Alors vous saurez
qu'il ne faut pas parler avec la mort
c'est une connaissance inutile
Une connaissance inutile est le troisième ouvrage de Charlotte Delbo sur les camps de concentration. Après deux livres aussi différents par leur forme et leur écriture que Aucun de nous ne reviendra et Le Convoi du 24 janvier, c'est dans un autre ton qu'on lira ici Auschwitz et Ravensbrück On y lira plus encore une sensibilité qui se dévoile à travers les déchirements. Si les deux précédents pouvaient apparaître presque impersonnels par leur dépouillement, dans celui-ci elle parle d'elle. L'amour et le désespoir de l'amour – l'amour et la mort ; l'amitié et le désespoir de l'amitié – l'amitié et la mort ; les souffrances, la chaleur de la fraternité dans le froid mortel d'un univers qui se dépeuple jour à jour, les mouvements de l'espoir qui s'éteint et renaît, s'éteint encore et s'acharne... (Editions de Minuit)
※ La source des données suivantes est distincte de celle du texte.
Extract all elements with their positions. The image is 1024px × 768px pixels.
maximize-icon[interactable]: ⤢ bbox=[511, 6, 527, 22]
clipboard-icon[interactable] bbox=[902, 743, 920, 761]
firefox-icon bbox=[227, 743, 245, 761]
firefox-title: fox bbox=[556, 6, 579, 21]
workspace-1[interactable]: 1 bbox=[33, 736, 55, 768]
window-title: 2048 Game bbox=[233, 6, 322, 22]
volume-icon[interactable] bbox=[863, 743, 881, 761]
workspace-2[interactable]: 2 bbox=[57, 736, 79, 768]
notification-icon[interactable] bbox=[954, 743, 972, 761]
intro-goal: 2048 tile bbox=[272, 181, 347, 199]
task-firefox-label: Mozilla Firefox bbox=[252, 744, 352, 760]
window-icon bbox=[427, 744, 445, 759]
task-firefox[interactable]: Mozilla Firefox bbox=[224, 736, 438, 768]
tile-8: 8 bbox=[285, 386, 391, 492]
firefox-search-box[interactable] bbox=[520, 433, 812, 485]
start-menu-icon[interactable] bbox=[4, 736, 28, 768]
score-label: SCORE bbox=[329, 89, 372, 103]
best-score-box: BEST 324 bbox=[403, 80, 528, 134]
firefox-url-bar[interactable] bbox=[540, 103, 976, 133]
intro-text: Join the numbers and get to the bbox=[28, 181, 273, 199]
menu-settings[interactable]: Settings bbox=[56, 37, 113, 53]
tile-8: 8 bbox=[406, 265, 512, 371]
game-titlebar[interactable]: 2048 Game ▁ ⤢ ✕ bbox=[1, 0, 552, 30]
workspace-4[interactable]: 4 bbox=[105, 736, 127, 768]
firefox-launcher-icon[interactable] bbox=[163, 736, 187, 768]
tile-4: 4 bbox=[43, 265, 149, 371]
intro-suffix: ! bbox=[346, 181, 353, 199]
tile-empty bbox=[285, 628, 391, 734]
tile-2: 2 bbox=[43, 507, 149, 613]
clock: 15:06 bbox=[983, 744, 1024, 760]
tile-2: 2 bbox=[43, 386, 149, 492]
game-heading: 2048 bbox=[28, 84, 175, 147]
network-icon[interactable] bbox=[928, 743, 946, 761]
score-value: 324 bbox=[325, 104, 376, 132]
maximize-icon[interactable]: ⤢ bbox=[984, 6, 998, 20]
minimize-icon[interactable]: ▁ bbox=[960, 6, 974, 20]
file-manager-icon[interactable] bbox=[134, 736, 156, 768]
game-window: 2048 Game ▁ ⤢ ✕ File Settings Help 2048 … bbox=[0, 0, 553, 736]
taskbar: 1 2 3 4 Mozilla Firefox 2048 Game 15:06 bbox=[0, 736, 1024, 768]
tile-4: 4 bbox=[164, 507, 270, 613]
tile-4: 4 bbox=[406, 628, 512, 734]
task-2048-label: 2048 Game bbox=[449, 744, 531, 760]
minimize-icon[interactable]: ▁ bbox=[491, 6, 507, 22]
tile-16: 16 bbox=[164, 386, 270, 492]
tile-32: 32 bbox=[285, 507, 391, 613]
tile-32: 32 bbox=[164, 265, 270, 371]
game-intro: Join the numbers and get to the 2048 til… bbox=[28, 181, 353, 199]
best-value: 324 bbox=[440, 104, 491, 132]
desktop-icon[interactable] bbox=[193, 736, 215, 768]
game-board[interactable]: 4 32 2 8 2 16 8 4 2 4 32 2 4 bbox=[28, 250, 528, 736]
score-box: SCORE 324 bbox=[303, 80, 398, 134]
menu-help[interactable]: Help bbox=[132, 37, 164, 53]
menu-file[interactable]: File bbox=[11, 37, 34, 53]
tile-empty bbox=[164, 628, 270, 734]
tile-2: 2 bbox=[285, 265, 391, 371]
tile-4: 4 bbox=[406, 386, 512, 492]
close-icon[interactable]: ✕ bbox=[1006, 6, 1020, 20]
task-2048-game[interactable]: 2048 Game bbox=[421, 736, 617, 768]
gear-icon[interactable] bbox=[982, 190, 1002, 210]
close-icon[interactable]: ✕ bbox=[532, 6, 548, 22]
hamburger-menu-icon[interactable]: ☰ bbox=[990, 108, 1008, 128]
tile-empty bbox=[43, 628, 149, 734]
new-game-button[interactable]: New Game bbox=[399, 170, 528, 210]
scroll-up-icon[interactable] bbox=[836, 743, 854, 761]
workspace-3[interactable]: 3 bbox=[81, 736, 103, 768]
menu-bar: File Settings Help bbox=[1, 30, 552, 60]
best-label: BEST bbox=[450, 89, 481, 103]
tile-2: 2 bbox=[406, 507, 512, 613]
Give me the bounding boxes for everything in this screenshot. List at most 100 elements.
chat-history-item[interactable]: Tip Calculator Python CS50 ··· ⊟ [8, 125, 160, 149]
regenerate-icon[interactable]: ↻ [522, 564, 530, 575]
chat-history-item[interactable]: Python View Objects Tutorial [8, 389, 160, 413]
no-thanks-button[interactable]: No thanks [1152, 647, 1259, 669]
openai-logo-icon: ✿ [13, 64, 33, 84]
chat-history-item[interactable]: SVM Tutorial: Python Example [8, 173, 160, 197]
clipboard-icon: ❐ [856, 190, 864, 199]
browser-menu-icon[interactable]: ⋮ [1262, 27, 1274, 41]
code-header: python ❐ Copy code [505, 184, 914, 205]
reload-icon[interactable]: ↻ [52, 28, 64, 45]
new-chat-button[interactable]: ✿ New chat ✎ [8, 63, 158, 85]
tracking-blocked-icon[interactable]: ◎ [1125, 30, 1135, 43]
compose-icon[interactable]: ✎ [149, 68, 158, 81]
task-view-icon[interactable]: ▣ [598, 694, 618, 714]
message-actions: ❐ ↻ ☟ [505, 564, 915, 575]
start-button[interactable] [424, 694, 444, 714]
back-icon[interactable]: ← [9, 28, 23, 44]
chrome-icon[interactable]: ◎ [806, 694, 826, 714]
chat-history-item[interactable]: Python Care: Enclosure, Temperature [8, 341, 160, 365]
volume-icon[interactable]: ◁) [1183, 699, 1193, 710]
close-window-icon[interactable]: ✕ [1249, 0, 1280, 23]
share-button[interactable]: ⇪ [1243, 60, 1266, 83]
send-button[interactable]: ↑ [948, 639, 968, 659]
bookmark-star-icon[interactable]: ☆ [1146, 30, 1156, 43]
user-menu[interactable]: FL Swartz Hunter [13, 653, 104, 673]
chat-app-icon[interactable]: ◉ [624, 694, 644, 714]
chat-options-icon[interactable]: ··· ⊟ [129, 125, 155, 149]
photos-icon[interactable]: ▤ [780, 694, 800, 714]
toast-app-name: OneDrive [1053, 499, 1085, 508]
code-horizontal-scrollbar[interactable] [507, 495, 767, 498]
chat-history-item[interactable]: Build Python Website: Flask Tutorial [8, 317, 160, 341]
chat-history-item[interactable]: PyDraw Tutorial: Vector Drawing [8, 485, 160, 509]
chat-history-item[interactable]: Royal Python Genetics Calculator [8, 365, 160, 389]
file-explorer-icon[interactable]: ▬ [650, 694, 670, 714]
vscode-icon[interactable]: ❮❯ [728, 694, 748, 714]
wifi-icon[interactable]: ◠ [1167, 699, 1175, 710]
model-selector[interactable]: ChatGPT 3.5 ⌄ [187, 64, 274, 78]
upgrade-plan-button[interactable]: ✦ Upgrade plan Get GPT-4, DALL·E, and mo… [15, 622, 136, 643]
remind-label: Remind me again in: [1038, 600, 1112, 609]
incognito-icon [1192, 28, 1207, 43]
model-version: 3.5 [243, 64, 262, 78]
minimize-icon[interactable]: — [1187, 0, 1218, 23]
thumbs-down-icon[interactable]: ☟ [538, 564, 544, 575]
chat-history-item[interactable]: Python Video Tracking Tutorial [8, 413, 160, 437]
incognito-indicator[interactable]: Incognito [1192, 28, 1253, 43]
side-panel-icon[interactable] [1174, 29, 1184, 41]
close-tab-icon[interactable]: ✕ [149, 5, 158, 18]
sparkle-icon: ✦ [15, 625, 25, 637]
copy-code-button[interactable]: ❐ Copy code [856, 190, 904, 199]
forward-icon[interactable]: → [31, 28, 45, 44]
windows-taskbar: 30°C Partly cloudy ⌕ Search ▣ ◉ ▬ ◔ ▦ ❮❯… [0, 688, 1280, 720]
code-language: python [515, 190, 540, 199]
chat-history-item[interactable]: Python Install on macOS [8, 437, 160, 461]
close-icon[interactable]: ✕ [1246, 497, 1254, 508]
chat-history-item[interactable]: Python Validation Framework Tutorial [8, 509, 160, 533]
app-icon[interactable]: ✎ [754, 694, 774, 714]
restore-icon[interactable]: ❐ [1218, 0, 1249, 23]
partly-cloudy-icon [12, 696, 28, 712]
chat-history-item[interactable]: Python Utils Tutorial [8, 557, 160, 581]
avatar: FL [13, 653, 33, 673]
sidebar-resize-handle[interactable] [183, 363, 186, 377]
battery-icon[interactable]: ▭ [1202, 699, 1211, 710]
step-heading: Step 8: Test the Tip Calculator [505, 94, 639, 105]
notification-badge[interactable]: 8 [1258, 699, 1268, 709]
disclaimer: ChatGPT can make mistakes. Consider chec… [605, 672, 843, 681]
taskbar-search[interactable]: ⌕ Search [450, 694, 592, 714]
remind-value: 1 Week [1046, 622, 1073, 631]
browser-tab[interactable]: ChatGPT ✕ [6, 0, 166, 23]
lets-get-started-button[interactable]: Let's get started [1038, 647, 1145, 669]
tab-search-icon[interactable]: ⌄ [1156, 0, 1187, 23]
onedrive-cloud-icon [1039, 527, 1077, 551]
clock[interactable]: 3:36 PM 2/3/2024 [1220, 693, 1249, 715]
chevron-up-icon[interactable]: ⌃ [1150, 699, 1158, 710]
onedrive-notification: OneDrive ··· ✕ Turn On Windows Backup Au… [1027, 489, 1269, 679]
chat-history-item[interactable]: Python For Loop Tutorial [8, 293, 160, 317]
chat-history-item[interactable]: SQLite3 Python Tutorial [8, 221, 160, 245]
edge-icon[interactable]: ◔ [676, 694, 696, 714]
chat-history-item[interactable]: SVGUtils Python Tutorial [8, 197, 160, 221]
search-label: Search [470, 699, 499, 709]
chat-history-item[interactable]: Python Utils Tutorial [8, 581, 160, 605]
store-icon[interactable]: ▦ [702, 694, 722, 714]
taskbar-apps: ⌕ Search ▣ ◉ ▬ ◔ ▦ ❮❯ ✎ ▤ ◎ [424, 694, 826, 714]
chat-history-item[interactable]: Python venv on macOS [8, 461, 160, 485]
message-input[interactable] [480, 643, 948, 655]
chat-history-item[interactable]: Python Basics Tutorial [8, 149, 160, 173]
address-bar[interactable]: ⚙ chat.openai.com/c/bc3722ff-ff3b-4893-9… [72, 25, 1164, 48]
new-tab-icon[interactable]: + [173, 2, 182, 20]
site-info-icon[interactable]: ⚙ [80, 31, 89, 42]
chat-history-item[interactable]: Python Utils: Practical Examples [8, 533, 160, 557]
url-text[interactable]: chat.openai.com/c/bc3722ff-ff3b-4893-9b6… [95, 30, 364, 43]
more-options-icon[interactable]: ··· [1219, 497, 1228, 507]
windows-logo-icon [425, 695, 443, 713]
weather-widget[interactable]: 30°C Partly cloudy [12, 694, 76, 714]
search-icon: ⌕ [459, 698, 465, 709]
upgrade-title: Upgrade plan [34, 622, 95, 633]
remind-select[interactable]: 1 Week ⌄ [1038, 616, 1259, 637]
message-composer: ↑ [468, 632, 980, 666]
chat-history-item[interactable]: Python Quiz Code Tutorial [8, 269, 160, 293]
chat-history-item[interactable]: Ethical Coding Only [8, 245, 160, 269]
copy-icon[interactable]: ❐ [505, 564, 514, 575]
Nettement plus personnel qu' "Aucun de nous ne reviendra", ce deuxième tome d' "Auschwitz et après" livre une Charlotte Delbo plus présente, plus sensible, plus ouverte à écrire son ressenti et à mettre des mots sur ce qu'elle a vécu.
Il n'y a pas le dépouillement du premier tome, Charlotte Delbo y évoque Auschwitz et Ravensbrück d'une manière très sensible et personnelle, n'hésitant pas à parler et à nommer certaines de ses compagnes d'infortune.
Elle livre également des réflexions très profondes sur sa déportation, permettant au lecteur d'entrapercevoir ce qu'a pu être Auschwitz pour des millions de personnes : "On peut faire d'un être humain un squelette où gargouille la diarrhée, lui ôter le temps de penser, la force de penser. L'imaginaire est le premier luxe du corps qui reçoit assez de nourriture, jouit d'une frange de temps libre, dispose de rudiments pour façonner ses rêves. A Auschwitz, on ne rêvait pas, on délirait.".
Il y est question d'amour, d'amitié, de désespoir, de la mort, de la souffrance, de la soif, mais aussi d'une fraternité entre déporté(e)s et subrepticement entre les lignes d'espoir.
S'affranchissant des barrières temporelles, Charlotte Delbo passe de sa déportation à son emprisonnement, à la mort de son mari, à sa vie avant guerre, et ce qui pourrait apparaître comme un puzzle sans queue ni tête revêt finalement une certaine logique narrative qui ne perd à aucun moment le lecteur.D'Auschwitz, il en est beaucoup question dans ce témoignage : "Pour ceux qui étaient à Auschwitz, l'attente était une course devant la mort.", mais si dans le premier volume Charlotte Delbo insistait sur le caractère de déshumanisation de l'endroit, ici il est aussi question d'entraide, même si la mort est omniprésente, tout comme la soif sur laquelle l'auteur revient longuement dans un chapitre particulièrement poignant.
L'utilisation du "je" est omniprésente et permet à l'auteur de se livrer comme elle n'avait pas pu le faire précédemment, d'exprimer son ressenti avec un certain recul, rendant encore plus vivant son récit : "Aucune larme ne m'est venue. Il y a longtemps, longtemps, que je n'ai plus de larmes.".
Et puis, Charlotte Delbo évoque aussi Ravensbrück après un transfert en train quasi surréaliste et un passage dans une ville de Berlin en partie en ruine.
Là aussi, les conditions d'internement sont très dures, mais Charlotte Delbo y parle aussi d'une forme d'entraide et de fraternité, avec une obsession : celle qu'au moins l'une d'elles revienne pour pouvoir témoigner.C'est bouleversant mais aussi poétique car Charlotte Delbo n'hésite pas, lorsque le récit n'est plus possible, à utiliser la poésie.
Ainsi, il y a notamment un magnifique poème en hommage à son mari, résistant, fusillé au fort du Mont-Valérien en mai 1942.
Une formidable leçon de vie et d'humilité.